Menteri BUMN Erick Thohir sempat menyebutkan, hanya 10 persen perusahaan pelat merah saja yang masih bisa bertahan akibat pandemi ini.
“Sekarang 90 persen bisnis yang ada di BUMN kena Covid-19. Hanya ada 10 persen yang tidak terdampak),” kata Erick Thohir di Jakarta, Selasa (25/8).
Dilansir dari keterbukaan informasi, berikut ini BUMN yang telah merilis laporan keuangannya ke publik, dan mencatatkan angka penurunan bisnis sepanjang semester I tahun 2020.
1. Hutama Karya
Penurunan tajam pada bisnisnya terlihat dari laba bersih anjlok sebesar 95,83 persen. Secara nominal angka laba anjlok dari Rp 1,10 triliun pada semester I 2019 menjadi Rp 46,13 miliar pada periode yang sama. Terpuruknya laba bersih perseroan dipicu pembengkakan biaya keuangan, yakni dari Rp 148,90 miliar di semester I 2019 menjadi Rp 992,03 miliar pada 6 bulan pertama tahun ini.
Liabilitas atau utang perseroan secara tahunan atau year on year (yoy) juga membesar 20,70 persen menjadi Rp 82,90 triliun. Di sisi lain, pendapatan BUMN di sektor infrastruktur ini masih menguat tipis, dari Rp 7,75 triliun di semester I 2019 menjadi Rp 7,78 triliun di semester I 2020. Beban pokok pendapatan juga meningkat dari Rp 6,44 triliun menjadi Rp 6,58 triliun.
2. PLN
Penurunan tajam bisnis PLN menjadi sorotan tajam oleh Dewan Perwakilan Rakyat (DPR) pada rapat dengar pendapat (RDP) di Jakarta, Selasa (25/8). Perusahaan ini mengantongi laba bersih Rp 251,6 miliar di sepanjang semester I 2020. Jumlah tersebut terkikis 96 persen dari periode serupa tahun sebelumnya yang sebesar Rp 7,3 triliun.

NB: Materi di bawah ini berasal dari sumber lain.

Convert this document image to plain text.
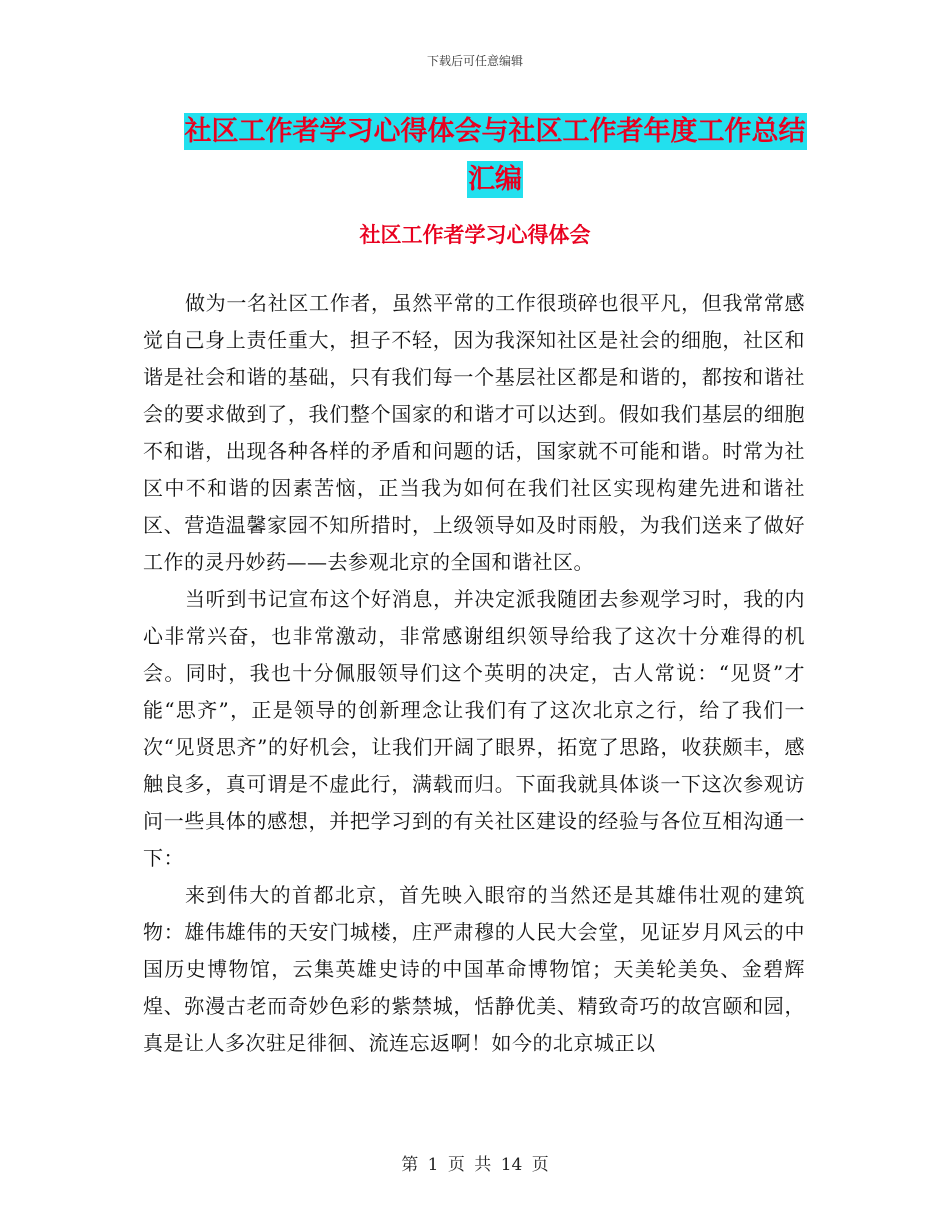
下载后可任意编辑
社区工作者学习心得体会与社区工作者年度工作总结
汇编
社区工作者学习心得体会

做为一名社区工作者，虽然平常的工作很琐碎也很平凡，但我常常感觉自己身上责任重大，担子不轻，因为我深知社区是社会的细胞，社区和谐是社会和谐的基础，只有我们每一个基层社区都是和谐的，都按和谐社会的要求做到了，我们整个国家的和谐才可以达到。假如我们基层的细胞不和谐，出现各种各样的矛盾和问题的话，国家就不可能和谐。时常为社区中不和谐的因素苦恼，正当我为如何在我们社区实现构建先进和谐社区、营造温馨家园不知所措时，上级领导如及时雨般，为我们送来了做好工作的灵丹妙药——去参观北京的全国和谐社区。

当听到书记宣布这个好消息，并决定派我随团去参观学习时，我的内心非常兴奋，也非常激动，非常感谢组织领导给我了这次十分难得的机会。同时，我也十分佩服领导们这个英明的决定，古人常说：“见贤”才能“思齐”，正是领导的创新理念让我们有了这次北京之行，给了我们一次“见贤思齐”的好机会，让我们开阔了眼界，拓宽了思路，收获颇丰，感触良多，真可谓是不虚此行，满载而归。下面我就具体谈一下这次参观访问一些具体的感想，并把学习到的有关社区建设的经验与各位互相沟通一下：

来到伟大的首都北京，首先映入眼帘的当然还是其雄伟壮观的建筑物：雄伟雄伟的天安门城楼，庄严肃穆的人民大会堂，见证岁月风云的中国历史博物馆，云集英雄史诗的中国革命博物馆；天美轮美奂、金碧辉煌、弥漫古老而奇妙色彩的紫禁城，恬静优美、精致奇巧的故宫颐和园，真是让人多次驻足徘徊、流连忘返啊！如今的北京城正以

第 1 页 共 14 页
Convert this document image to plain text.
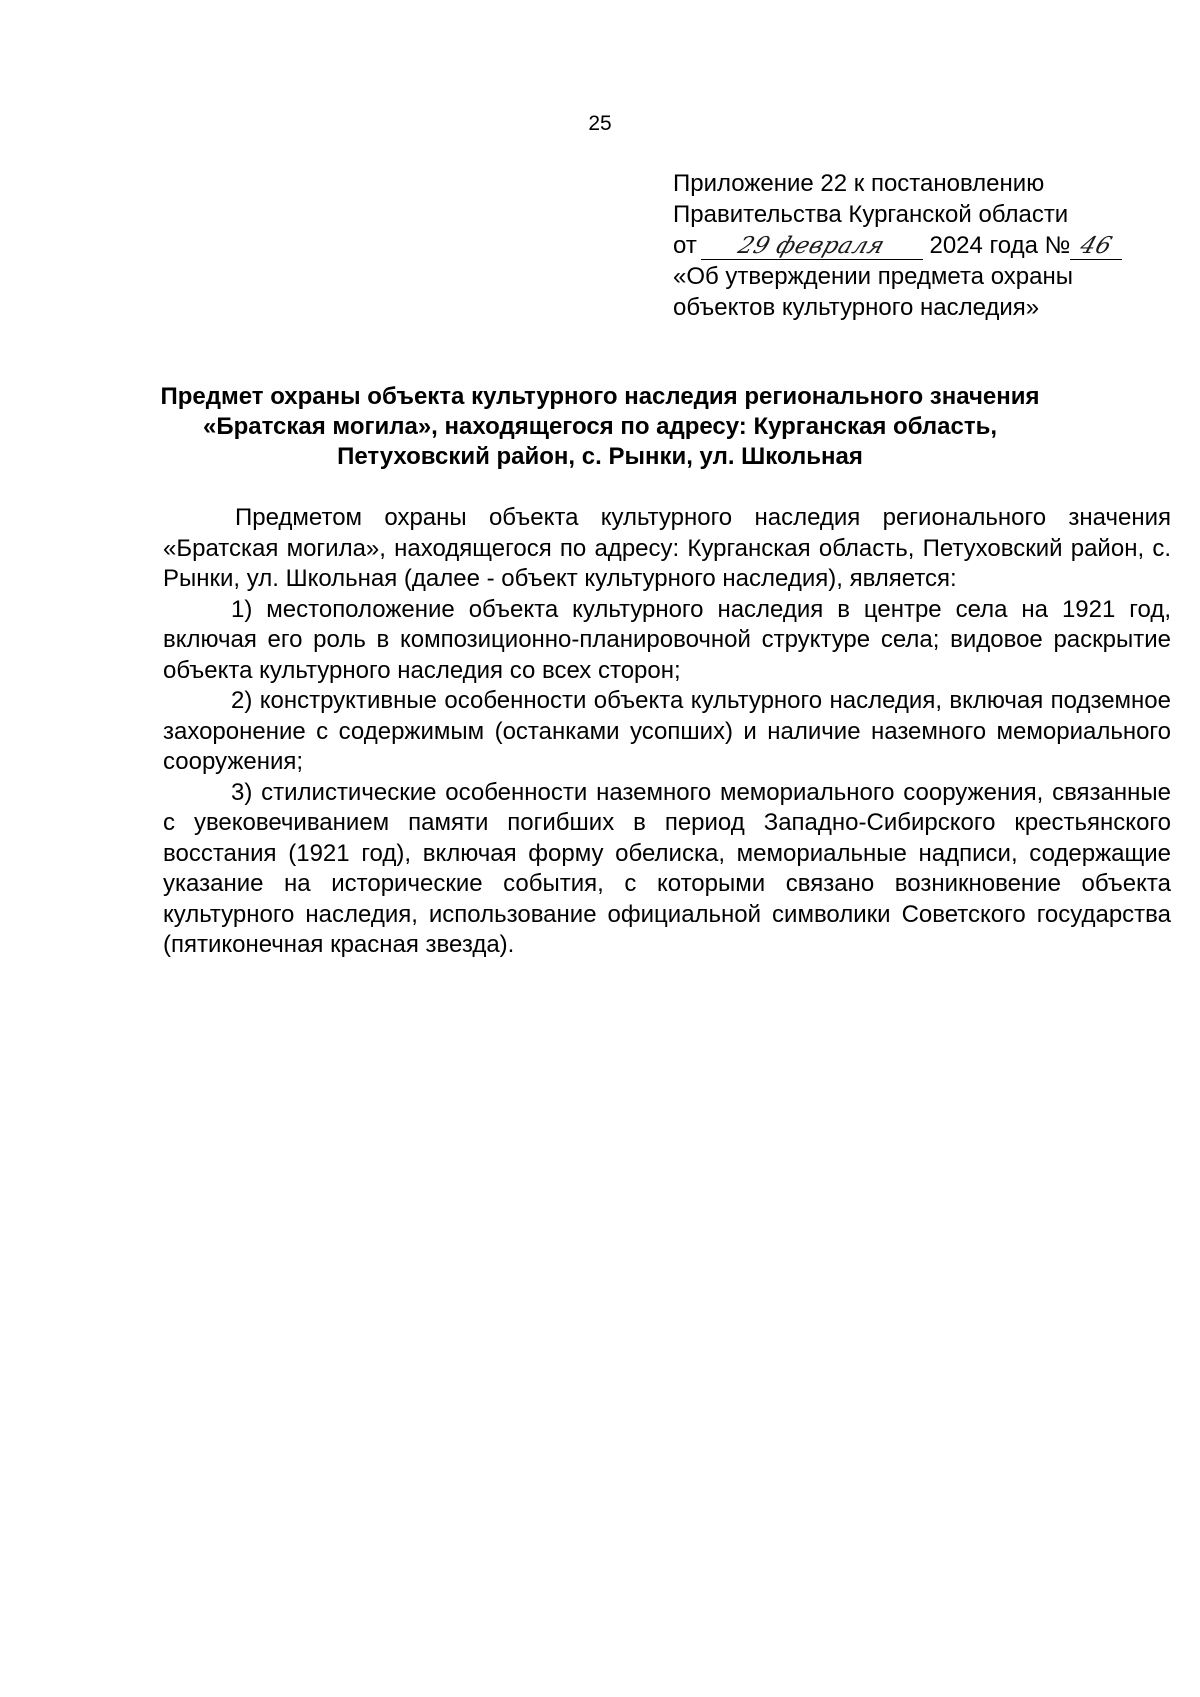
25
Приложение 22 к постановлению
Правительства Курганской области
от 29 февраля 2024 года № 46
«Об утверждении предмета охраны
объектов культурного наследия»
Предмет охраны объекта культурного наследия регионального значения
«Братская могила», находящегося по адресу: Курганская область,
Петуховский район, с. Рынки, ул. Школьная

Предметом охраны объекта культурного наследия регионального значения «Братская могила», находящегося по адресу: Курганская область, Петуховский район, с. Рынки, ул. Школьная (далее - объект культурного наследия), является:

1) местоположение объекта культурного наследия в центре села на 1921 год, включая его роль в композиционно-планировочной структуре села; видовое раскрытие объекта культурного наследия со всех сторон;

2) конструктивные особенности объекта культурного наследия, включая подземное захоронение с содержимым (останками усопших) и наличие наземного мемориального сооружения;

3) стилистические особенности наземного мемориального сооружения, связанные с увековечиванием памяти погибших в период Западно-Сибирского крестьянского восстания (1921 год), включая форму обелиска, мемориальные надписи, содержащие указание на исторические события, с которыми связано возникновение объекта культурного наследия, использование официальной символики Советского государства (пятиконечная красная звезда).
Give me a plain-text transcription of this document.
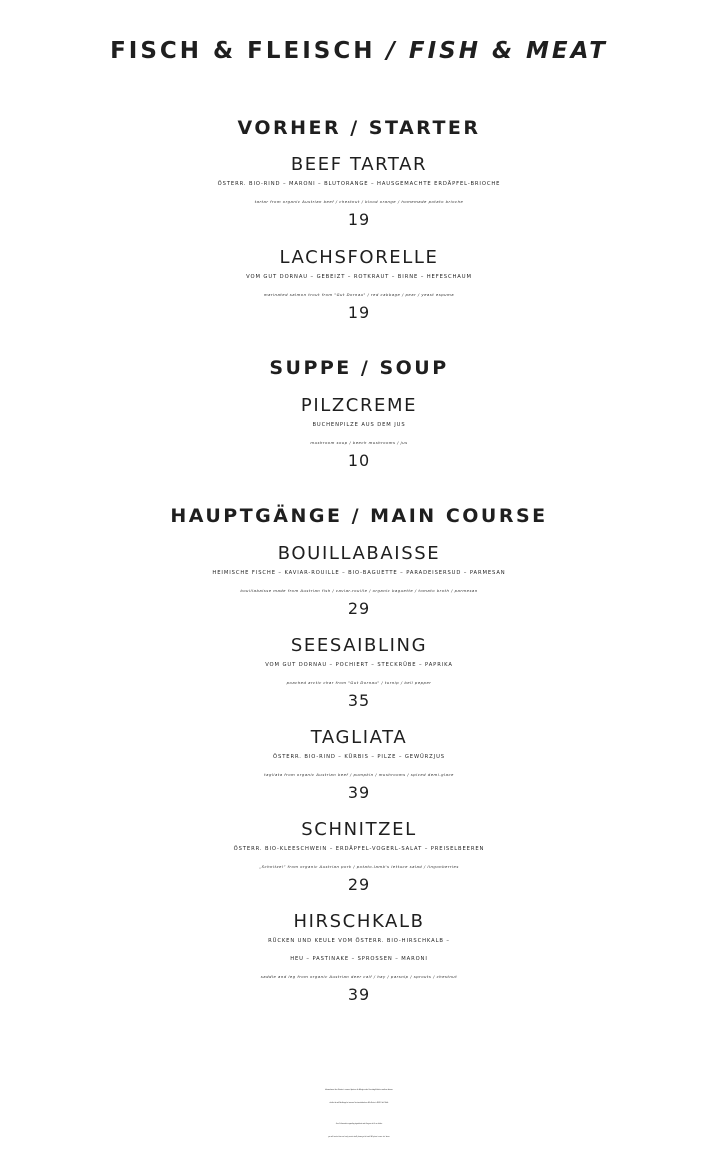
FISCH & FLEISCH / FISH & MEAT
VORHER / STARTER
BEEF TARTAR
ÖSTERR. BIO-RIND – MARONI – BLUTORANGE – HAUSGEMACHTE ERDÄPFEL-BRIOCHE
tartar from organic Austrian beef / chestnut / blood orange / homemade potato brioche
19
LACHSFORELLE
VOM GUT DORNAU – GEBEIZT – ROTKRAUT – BIRNE – HEFESCHAUM
marinated salmon trout from "Gut Dornau" / red cabbage / pear / yeast espuma
19
SUPPE / SOUP
PILZCREME
BUCHENPILZE AUS DEM JUS
mushroom soup / beech mushrooms / jus
10
HAUPTGÄNGE / MAIN COURSE
BOUILLABAISSE
HEIMISCHE FISCHE – KAVIAR-ROUILLE – BIO-BAGUETTE – PARADEISERSUD – PARMESAN
bouillabaisse made from Austrian fish / caviar-rouille / organic baguette / tomato broth / parmesan
29
SEESAIBLING
VOM GUT DORNAU – POCHIERT – STECKRÜBE – PAPRIKA
poached arctic char from "Gut Dornau" / turnip / bell pepper
35
TAGLIATA
ÖSTERR. BIO-RIND – KÜRBIS – PILZE – GEWÜRZJUS
tagliata from organic Austrian beef / pumpkin / mushrooms / spiced demi-glace
39
SCHNITZEL
ÖSTERR. BIO-KLEESCHWEIN – ERDÄPFEL-VOGERL-SALAT – PREISELBEEREN
„Schnitzel“ from organic Austrian pork / potato-lamb's lettuce salad / lingonberries
29
HIRSCHKALB
RÜCKEN UND KEULE VOM ÖSTERR. BIO-HIRSCHKALB –
HEU – PASTINAKE – SPROSSEN – MARONI
saddle and leg from organic Austrian deer calf / hay / parsnip / sprouts / chestnut
39
Informationen über Zutaten in unseren Speisen, die Allergien oder Unverträglichkeiten auslösen können,
erhältst du auf Nachfrage bei unseren Servicemitarbeitern. Alle Preise in EURO, Inkl. MwSt.
For all information regarding ingredients and allergens of all our dishes
you will receive from our lovely service staff, please get in touch! All prices in euro, incl. taxes.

Perseroan menyebut penurunan laba bersih akibat rugi selisih kurs Rp 7,79 triliun. Padahal sebelumnya, perusahaan berhasil memperoleh laba selisih kurs Rp 5,03 triliun. Sementara itu, PLN masih mencatatkan pendapatan dari penjualan listrik yang naik 1,5 persen (Rp 1,96 triliun) menjadi Rp 135,41 triliun.
Secara keseluruhan, PLN pada semester I 2020 membukukan pendapatan usaha Rp 139,78 triliun, meningkat 1,6 persen dibandingkan semester I 2019. EBITDA perusahaan tercatat senilai Rp 35,29 triliun dengan EBITDA Margin 21,4 persen.